Un vieillard, si âgé qu’une simple brise semblait capable de le mettre à terre et le casser en mille morceaux, sortit à son tour, accroché au bras d’une femme plus jeune.
Il se figea en découvrant Parnos.
– Qui es-tu ? demanda-t-il d’une voix tremblante.
– Euh… Mon nom est Parnos, fit l’interpellé après une hésitation.
Étrange que le vieil homme focalise son attention sur lui alors que se tenant à ses côtés, la vêture de Kardanos désignait clairement qui était le seigneur, entre eux deux.
– Parnos comment ?
– Parnos tout court. Voici mon seigneur, votre libérateur, Karda…
– Comment s’appellent tes parents ?
Un peu perdu, Parnos se tourna vers Kardanos, qui haussa les épaules et lui fit signe de continuer.
– Je l’ignore. Mon père est mort avant ma naissance et ma mère l’a suivi dans la tombe quand j’étais tout bébé. J’ai été élevé comme serviteur à la Maison Ertos de Lul.
– La Maison Ertos ? répéta l’ancien, tremblant soudain de colère mal contenue. La Maison Ertos est un repaire de traîtres. Que tous ses membres crèvent !
Il cracha au sol pour mieux appuyer son propos haineux.
– Je ne vous permets pas de parler ainsi de la Maison Ertos ! s’indigna Parnos.
– Je suis Kardanos Vildetos Ertos, ajouta Kardanos, glacial.
– Kardanos… fils de Vildetos ? Alors vous êtes un fils de traître et de lâche !
– Mesure tes paroles, vieillard sénile ! s’exclama Parnos. Les comtes Ertos sont des hommes d’honneur !
Quand le vieil homme ricana pour toute réponse, Parnos voulut des jeter sur lui. Le connaissant assez bien pour le pressentir, Kardanos posa une main ferme sur l’épaule de son serviteur et secoua la tête.

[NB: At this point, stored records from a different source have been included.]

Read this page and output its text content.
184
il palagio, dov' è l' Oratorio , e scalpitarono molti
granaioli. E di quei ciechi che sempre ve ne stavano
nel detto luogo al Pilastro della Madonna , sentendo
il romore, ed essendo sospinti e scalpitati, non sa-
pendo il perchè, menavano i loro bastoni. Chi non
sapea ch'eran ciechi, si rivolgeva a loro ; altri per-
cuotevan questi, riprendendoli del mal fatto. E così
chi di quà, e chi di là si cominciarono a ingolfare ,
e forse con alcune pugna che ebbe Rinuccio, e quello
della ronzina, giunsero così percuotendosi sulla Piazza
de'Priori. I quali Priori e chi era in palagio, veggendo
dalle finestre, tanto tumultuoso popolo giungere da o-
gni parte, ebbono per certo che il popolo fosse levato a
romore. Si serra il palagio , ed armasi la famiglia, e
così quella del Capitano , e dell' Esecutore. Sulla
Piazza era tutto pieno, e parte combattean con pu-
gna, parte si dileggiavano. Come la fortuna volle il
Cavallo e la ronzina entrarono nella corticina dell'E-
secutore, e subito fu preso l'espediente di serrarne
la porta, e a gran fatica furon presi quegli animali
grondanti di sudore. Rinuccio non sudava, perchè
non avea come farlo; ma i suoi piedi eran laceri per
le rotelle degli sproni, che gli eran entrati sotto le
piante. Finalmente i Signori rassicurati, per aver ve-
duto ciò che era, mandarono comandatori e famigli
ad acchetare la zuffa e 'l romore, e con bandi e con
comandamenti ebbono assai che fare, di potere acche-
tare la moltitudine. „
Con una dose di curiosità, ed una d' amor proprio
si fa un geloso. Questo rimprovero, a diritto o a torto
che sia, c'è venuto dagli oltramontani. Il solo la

– Je serais curieux d’entendre précisément ce que tu as à reprocher aux comtes Ertos, dit Kardanos.
Bien qu’ulcéré, l’héritier du comté n’éprouvait pas la moindre crainte à l’idée d’écouter les griefs du vieil homme. Probablement exagérés ou fruit de la pire des mauvaises fois. Kardanos était bien placé pour connaître le respect dans lequel avaient toujours été tenus les comtes Ertos de Lul, notamment au nord, où ils étaient implantés depuis la naissance du royaume.
– Quittons ces sous-sols lugubres, vieil homme, et allons nous installer dans un endroit plus confortable pour discuter.
– Pour que tu puisses m’isoler des miens et m’assassiner en toute discrétion ? Jamais ! Ici je suis, ici je reste !
Kardanos soupira. La peste soit des gens bornés ! Mais un vieillard se devait d’être respecté, aussi paranoïaque soit-il. Il fit signe à l’un de ses hommes :
– Va nous chercher des coussins, des boissons et de la nourriture, nous discuterons ici.
– À vos ordres, monseigneur.
– Que ceux d’entre vous qui ont besoin de soins médicaux ou de se sustenter suivent mes gens. Qui souhaite entendre ce que ce vénérable vieillard a à dire reste. Les comtes Ertos n’ont jamais rien eu à cacher. Et je ne crains pas la calomnie.
Seule la femme qui le soutenait, en l’occurrence sa fille, resta aux côtés du vieillard.